Malam itu, sendratari kolosal “The Tales of Karangbolong” menjadi salah satu sajian paling dinantikan dalam rangkaian acara pada Karangbolong Culture Festival 2026. Sendratari ini menghadirkan kisah legenda yang selama ini hidup di tengah masyarakat pesisir Kebumen.
Pertunjukan tersebut tidak hanya menyajikan gerak tari yang memikat. Dari perpaduan drama, musik, tata cahaya, dan visual dari atas panggung yang megah juga akan membawa penonton untuk menghayati cerita tentang asal-usul Karangbolong.
Setiap adegan dirancang untuk menghidupkan kembali cerita rakyat Karangbolong, sehingga terasa nyata bagi masyarakat lokal sekaligus menarik bagi wisatawan asing yang turut hadir di festival.
Baca Juga: Meredam Konflik, Menemukan Damai Lewat Doa
Sendratari ini menampilkan lebih dari seratus anggota yang sebagian besar merupakan generasi muda Kebumen.
Kehadiran mereka menjadi bukti bahwa pelestarian budaya tidak hanya dilakukan dengan menjaga cerita agar tetap hidup, tetapi juga memberi ruang bagi anak-anak muda untuk mengenal, mempelajari dan mengemas warisan daerahnya menjadi seni yang indah dan ditampilkan langsung di atas panggung.
Antusiasme penonton semakin terasa setiap babak pertunjukan disambut dengan tepuk tangan yang meriah. Tak hanya masyarakat Kebumen, sejumlah tamu dari berbagai daerah hingga mahasiswa internasional yang mengikuti festival turut menikmati pementasan Sendratari.
Momen ini menjadi kesempatan untuk memperkenalkan budaya pesisir selatan Jawa kepada khalayak yang lebih luas.

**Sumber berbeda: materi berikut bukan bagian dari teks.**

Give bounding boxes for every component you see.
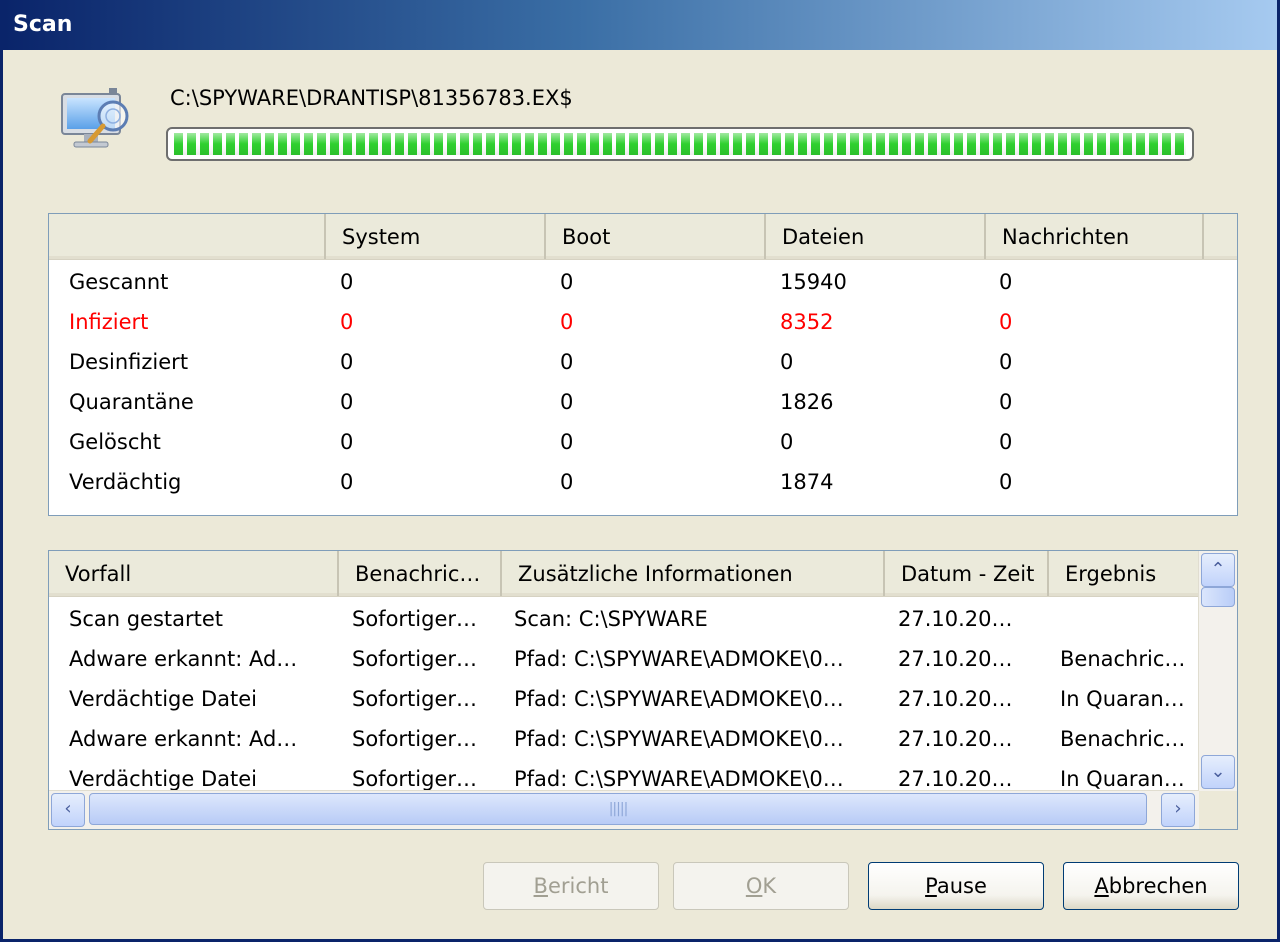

Di balik kemegahan pertunjukan “The Tales of Karangbolong”, penggagas Sendratari sekaligus anggota Komisi E DPRD Jawa Tengah menyimpan harapan besar. Sendratari ini diharapkan dapat terus dipentaskan sebagai identitas budaya Kebumen sekaligus memperkuat daya tarik wisata berbasis seni dan tradisi.
“Harapan kami, Sendratari “The Tales of Karangbolong” dapat terus dipentaskan secara berkelanjutan dan menjadi ikon wisata budaya baru yang mampu menarik lebih banyak wisatawan untuk datang ke Kabupaten Kebumen,” ujar penggagas Sendratari, dr. Reza Mahardhika.
Dengan mengangkat legenda lokal melalui kemasan pertunjukan modern, Karangbolong Culture Festival 2026 menunjukkan bahwa cerita rakyat bukan sekadar masa lalu, melainkan aset budaya yang mampu menghubungkan generasi sekaligus mengundang orang datang untuk mengenal Kebumen lebih dekat.